Density of cells with Olig2-immunoreactive nuclei (Olig2+) in pre-frontal cortical (PFC) samples. (A and B) Within white matter (WM), the number of Olig2+ cells varied from cases with low density (A) to cases with an apparent reactive response that had high Olig2 + cell density (B). (C) Olig2+ cell density in WM and overlying gray matter (GM) from the twenty-five PFC tissue blocks that underwent MRI; two-way ANOVA P < 0.001 for cortical GM vs. WM, P < 0.01 for presence or absence of vascular brain injury (VBI), and P < 0.05 for interaction between these terms.
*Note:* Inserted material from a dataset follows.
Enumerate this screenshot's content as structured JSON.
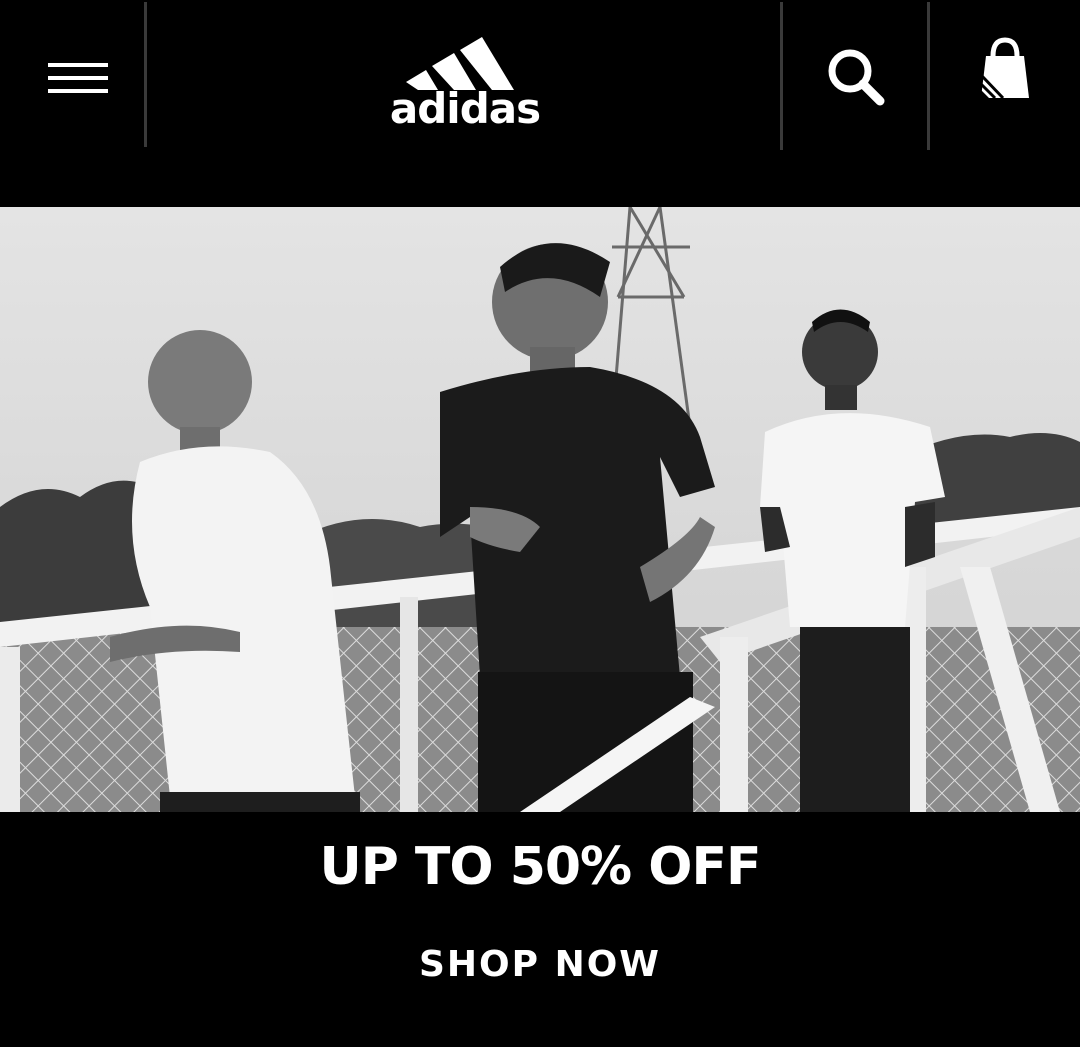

Multiple comparison-corrected post tests had **P < 0.01 for WM no VBI vs. WM with VBI. (D) Scatter plot of DTI measures vs. Olig2+ cell density in twenty-three PFC WM samples with less extreme injury and corresponding best-fit line for FA (solid line, P < 0.05) and ADC (dashed line, P < 0.05). The linear relationship between Olig2+ cell density was strongest with D_⊥ (P < 0.01). (E) Stratification of Olig2+ cell density into the four pathologic groups. Two-way ANOVA had P < 0.05 for VBI but not AD. Multiple comparison-corrected post tests had *P < 0.05 for VBI vs. no VBI in both the Low and High AD groups.

Figure 5

Photomicrographs of double immunohistochemistry in PFC WM. (A): Representative high HA area with intense HABP staining. (B): Representative low HA area with weak HABP staining. Cells with Olig2+ nuclei (arrows) are shown in both areas. (C) Paired t test for Olig2+ cell density in high vs. low HA areas for the twenty-five PFC WM samples (P < 0.0001).